As part of our series of alumni stories, we spoke to Oxford alumna and marine biologist Asha de Vos about her conservation work with Sri Lanka’s blue whales and winning this year’s British Council Study UK alumni award for professional achievement.
What did you study at Oxford University?
I studied for my MSc in Integrative Biosciences at Oxford's Zoology Department. I then went on to study for my PhD at the University of Western Australia, and I’m the first and only Sri Lankan to have a PhD researching marine mammals.
What area of research are you working on now?
My research centres on a population of non-migratory blue whales who live near the coast of Sri Lanka, looking into the major questions of whale conservation and how we can use science to protect the whales by influencing policy, which will in turn have a positive impact on other areas such as the shipping industry and coastal pollution.
The biggest problem that I’m tackling currently is that of ship-strike, where whales get hit and killed by large ships. Since the 1970s global ship traffic has doubled while within the region it has quadrupled, making it increasingly dangerous for the whales. We have come up with science-based recommendations that can have wins for the whales, whale-watching industry, local fishermen and supports a reduction in ship-based marine pollution to coastal communities. But this is not the only threat these whales face – there are many others left to tackle including a growing unmanaged whale-watching industry, increasing ocean noise, entanglement in fishing nets and oil and gas exploration and climate-change.
I founded Oceanswell, Sri Lanka’s first marine conservation research and education organisation, to support this research and to raise the profile of our oceans. At Oceanswell we aim to educate people to understand how crucial our marine animals and ocean ecosystems are to life on earth as a whole. We want to help equip the next generation of marine biologists and ‘ocean heroes’ with the knowledge and skills to make a difference for our oceans and empower them to become part of the solution.
And why did you choose blue whales to work with?
I came across a huge pile of whale poop (it’s bright red and it floats, so it’s hard to miss) in the warm waters off the coast of Sri Lanka, and came to the conclusion that they must be feeding there. This is very unusual as most large whales feed in cooler waters, and so it was clear to me that this was a unique population of whales, and I wanted to work with them.
Whale poop is really important because it is fertilizer for the oceans, and the nutrients it contains can aid the growth and proliferation of microscopic plants called phytoplankton that are responsible for about 50% of the oxygen we breathe. Because whales are (generally) migratory animals, and travel large distances, they also tend to help with horizontal transport of nutrients across the ocean. Alongside that, whale carcasses also play a major part in the health of our oceans, acting as food for over 400 species. But whale hunting removed many of those carcasses, which completely changes the ecology of the oceans, and although that is no longer the biggest threat to whales there are other threats, such as those freight ships.
Why did you decide to study marine biology initially?

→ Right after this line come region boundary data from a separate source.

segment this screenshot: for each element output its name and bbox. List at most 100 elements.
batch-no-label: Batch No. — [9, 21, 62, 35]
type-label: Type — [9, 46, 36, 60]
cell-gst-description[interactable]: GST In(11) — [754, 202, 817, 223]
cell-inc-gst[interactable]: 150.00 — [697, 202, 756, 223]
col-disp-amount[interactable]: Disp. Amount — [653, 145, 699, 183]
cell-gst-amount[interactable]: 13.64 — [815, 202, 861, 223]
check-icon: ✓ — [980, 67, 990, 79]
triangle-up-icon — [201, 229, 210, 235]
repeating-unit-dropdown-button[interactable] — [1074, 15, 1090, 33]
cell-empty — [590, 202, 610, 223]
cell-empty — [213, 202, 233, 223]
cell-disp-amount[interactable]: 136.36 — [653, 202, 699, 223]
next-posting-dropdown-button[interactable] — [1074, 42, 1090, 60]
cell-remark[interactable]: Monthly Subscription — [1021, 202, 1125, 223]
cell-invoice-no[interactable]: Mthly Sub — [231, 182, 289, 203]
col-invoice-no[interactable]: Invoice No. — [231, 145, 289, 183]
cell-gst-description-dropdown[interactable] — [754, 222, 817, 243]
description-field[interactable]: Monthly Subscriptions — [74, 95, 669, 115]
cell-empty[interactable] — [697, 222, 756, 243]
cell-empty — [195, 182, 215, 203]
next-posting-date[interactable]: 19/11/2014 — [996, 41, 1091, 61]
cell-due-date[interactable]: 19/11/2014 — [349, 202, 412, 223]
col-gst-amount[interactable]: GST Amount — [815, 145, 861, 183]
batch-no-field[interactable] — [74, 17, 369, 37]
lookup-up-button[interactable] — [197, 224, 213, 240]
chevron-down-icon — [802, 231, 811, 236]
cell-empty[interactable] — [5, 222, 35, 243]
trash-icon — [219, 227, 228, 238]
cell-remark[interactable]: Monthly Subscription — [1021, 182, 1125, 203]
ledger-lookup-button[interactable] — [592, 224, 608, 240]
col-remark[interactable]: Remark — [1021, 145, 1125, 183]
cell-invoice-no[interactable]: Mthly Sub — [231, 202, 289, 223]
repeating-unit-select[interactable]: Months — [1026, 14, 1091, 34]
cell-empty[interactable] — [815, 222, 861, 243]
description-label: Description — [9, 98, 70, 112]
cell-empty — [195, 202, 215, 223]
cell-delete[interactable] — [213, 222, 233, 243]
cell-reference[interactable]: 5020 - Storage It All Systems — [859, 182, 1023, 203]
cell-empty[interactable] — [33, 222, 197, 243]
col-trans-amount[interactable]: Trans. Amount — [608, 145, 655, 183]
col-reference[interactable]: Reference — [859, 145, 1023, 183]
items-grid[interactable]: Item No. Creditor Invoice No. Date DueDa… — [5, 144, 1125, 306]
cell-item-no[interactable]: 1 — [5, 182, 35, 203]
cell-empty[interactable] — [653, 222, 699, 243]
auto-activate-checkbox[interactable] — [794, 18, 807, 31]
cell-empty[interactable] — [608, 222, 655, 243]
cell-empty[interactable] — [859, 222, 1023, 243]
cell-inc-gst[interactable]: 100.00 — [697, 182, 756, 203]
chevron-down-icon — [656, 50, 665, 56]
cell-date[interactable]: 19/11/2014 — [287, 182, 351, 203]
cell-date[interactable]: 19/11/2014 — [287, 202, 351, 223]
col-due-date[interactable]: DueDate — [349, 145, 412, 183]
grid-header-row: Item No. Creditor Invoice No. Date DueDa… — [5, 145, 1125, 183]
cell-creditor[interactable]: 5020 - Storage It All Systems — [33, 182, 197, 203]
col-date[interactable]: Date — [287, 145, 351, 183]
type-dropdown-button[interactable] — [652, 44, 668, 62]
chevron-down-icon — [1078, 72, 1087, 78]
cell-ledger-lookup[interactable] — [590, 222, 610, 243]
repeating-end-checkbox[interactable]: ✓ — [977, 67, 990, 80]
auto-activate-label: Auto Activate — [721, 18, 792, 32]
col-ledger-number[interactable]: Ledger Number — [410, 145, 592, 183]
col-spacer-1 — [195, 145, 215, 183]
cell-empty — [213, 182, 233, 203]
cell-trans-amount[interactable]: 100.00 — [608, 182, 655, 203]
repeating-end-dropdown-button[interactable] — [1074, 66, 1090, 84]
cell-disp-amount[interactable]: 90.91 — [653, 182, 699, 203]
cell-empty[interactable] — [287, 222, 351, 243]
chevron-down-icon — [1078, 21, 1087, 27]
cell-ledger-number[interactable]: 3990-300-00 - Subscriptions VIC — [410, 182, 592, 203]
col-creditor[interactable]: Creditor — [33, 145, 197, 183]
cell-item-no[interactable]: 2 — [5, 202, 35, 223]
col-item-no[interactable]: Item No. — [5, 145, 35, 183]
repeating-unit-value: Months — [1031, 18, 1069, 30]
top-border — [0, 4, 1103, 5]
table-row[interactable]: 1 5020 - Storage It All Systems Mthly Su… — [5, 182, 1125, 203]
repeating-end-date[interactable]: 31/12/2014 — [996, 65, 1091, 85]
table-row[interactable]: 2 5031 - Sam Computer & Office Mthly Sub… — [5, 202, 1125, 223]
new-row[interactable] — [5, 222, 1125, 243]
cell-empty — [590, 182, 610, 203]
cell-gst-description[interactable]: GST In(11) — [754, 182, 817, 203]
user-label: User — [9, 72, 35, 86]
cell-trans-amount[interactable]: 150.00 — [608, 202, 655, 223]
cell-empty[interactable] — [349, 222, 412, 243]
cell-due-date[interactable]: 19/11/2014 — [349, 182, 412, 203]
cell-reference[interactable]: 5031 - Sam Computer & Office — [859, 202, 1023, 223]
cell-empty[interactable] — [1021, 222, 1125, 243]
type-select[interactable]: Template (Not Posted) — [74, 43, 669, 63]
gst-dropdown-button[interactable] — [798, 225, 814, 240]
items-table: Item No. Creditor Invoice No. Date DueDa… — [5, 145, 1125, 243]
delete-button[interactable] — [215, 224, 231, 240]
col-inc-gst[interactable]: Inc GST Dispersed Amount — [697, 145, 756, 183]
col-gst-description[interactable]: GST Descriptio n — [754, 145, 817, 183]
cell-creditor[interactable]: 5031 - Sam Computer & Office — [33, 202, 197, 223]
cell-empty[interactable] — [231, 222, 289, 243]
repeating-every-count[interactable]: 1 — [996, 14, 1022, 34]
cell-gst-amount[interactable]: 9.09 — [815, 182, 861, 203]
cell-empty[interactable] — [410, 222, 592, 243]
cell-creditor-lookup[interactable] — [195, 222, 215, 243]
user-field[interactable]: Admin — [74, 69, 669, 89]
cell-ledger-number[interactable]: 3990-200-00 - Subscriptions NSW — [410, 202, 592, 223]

It had always been my dream to become a marine biologist and explorer, but in Sri Lanka this career was non-existent – people would become doctors, lawyers, engineers or business people. I had to work incredibly hard to prove the value of the career and to prove myself to the global marine conservation community that had grown accustomed to marine scientists coming from the developed, rather than developing, world.
That’s why much of my work is now focused on educating the next generation of diverse students, to make the journey easier for them and ensure that the work that I’ve started is continued and enhanced. Part of that is through public speaking and spreading the importance of marine conservation, such as through my TED Talk on ‘Why you should care about whale poop’.
What makes studying at Oxford special?
For me, what made Oxford special was the class that I studied with. There were 16 of us studying for an MSc in Integrative Biosciences, all coming from very varied areas of biology. It wasn’t competitive at all. Instead, we genuinely helped and uplifted each other, sharing the skills and knowledge that we had arrived with. I would say that this collegiality was really the defining part of my time here.
I chose this course specifically because it was research-based and hands-on, and I knew I wanted to go on to a research career. It also took a multi-disciplinary approach, so I worked on research in a variety of areas, such as genetics and molecular biology, which weren’t my strongpoints, but which gave me a different perspective and showed me how important it is to bring together knowledge from all areas in order to solve problems. It taught me that I need a lot of components to answer a single question, and I would say that’s now my skill: bringing people together to answer big conservation questions.
To finish off the interview, can you tell us what Oxford means to you?
Oxford means being part of something much greater than myself.